Tubuh Wira langsung terdorong ke belakang sesaat setelah ia melangkah memasuki kamar. Hampir saja jatuh terjerembab kalau saja tangannya tidak punya reflek yang bagus untuk berpegangan pada pintu. Belum sepenuhnya sadar dari keterkejutan lantaran didorong tiba-tiba, tangan kanannya sudah lebih dulu ditarik seseorang menjauhi kamar Rinjani.
"Ngapain lo ke sini?"
Pertanyaan yang sama terlontar dari manusia yang berbeda. Kenapa semua orang harus merasa aneh ketika ada seorang suami yang datang ke apartemen istrinya?
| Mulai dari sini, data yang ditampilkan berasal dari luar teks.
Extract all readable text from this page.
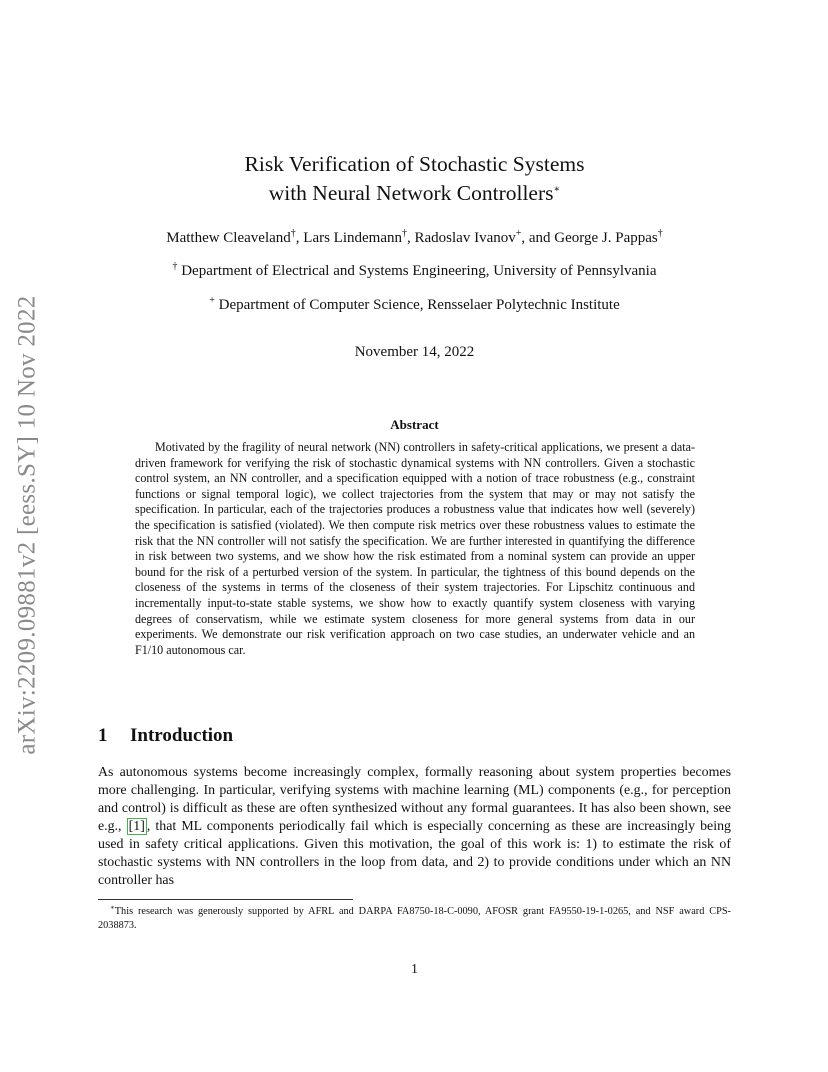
arXiv:2209.09881v2 [eess.SY] 10 Nov 2022
Risk Verification of Stochastic Systems
with Neural Network Controllers∗
Matthew Cleaveland†, Lars Lindemann†, Radoslav Ivanov+, and George J. Pappas†
† Department of Electrical and Systems Engineering, University of Pennsylvania
+ Department of Computer Science, Rensselaer Polytechnic Institute
November 14, 2022
Abstract

Motivated by the fragility of neural network (NN) controllers in safety-critical applications, we present a data-driven framework for verifying the risk of stochastic dynamical systems with NN controllers. Given a stochastic control system, an NN controller, and a specification equipped with a notion of trace robustness (e.g., constraint functions or signal temporal logic), we collect trajectories from the system that may or may not satisfy the specification. In particular, each of the trajectories produces a robustness value that indicates how well (severely) the specification is satisfied (violated). We then compute risk metrics over these robustness values to estimate the risk that the NN controller will not satisfy the specification. We are further interested in quantifying the difference in risk between two systems, and we show how the risk estimated from a nominal system can provide an upper bound for the risk of a perturbed version of the system. In particular, the tightness of this bound depends on the closeness of the systems in terms of the closeness of their system trajectories. For Lipschitz continuous and incrementally input-to-state stable systems, we show how to exactly quantify system closeness with varying degrees of conservatism, while we estimate system closeness for more general systems from data in our experiments. We demonstrate our risk verification approach on two case studies, an underwater vehicle and an F1/10 autonomous car.

1 Introduction

As autonomous systems become increasingly complex, formally reasoning about system properties becomes more challenging. In particular, verifying systems with machine learning (ML) components (e.g., for perception and control) is difficult as these are often synthesized without any formal guarantees. It has also been shown, see e.g., [1] , that ML components periodically fail which is especially concerning as these are increasingly being used in safety critical applications. Given this motivation, the goal of this work is: 1) to estimate the risk of stochastic systems with NN controllers in the loop from data, and 2) to provide conditions under which an NN controller has

∗This research was generously supported by AFRL and DARPA FA8750-18-C-0090, AFOSR grant FA9550-19-1-0265, and NSF award CPS-2038873.

1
Bukankah pikiran mereka yang perlu dibenahi? Wira merasa berhak berada di sana.
"Mau nyakitin Rinjani lagi?" Pertanyaan kedua dari Siska terucap dengan nada yang dinaikkan satu oktaf.
Rea yang baru saja keluar dan menutup pintu kamar Rinjani kemudian berjalan mendekati Siska yang sudah menguarkan aroma pertengkaran dengan Wira. Rea lekas memegang kedua bahu Siska dari arah samping agar bisa mengontrol emosi sahabatnya itu.
"Biar gue yang bicara sama dia," ujar Rea sembari berusaha menenangkan Siska.
Siska menolehkan kepalanya, ia lantas melihat Rea yang mengangguk dan menyuruhnya duduk bersama Endy di kursi meja makan.
"Rinjani kenapa?" Wira mulai bersuara usai perempuan yang pernah memberinya bogem mentah beranjak. Baginya ... berbicara dengan Rea jauh lebih baik daripada harus meladeni kemarahan Siska yang meledak-ledak.
"Rinjani lagi nggak bisa diganggu sekarang, kalau lo ada urusan penting mending besok atau lusa aja ke sini lagi." Bukannya menjawab pertanyaan Wira, Rea malah menggunakan kata sehalus mungkin untuk mengusir suami Rinjani dari sana.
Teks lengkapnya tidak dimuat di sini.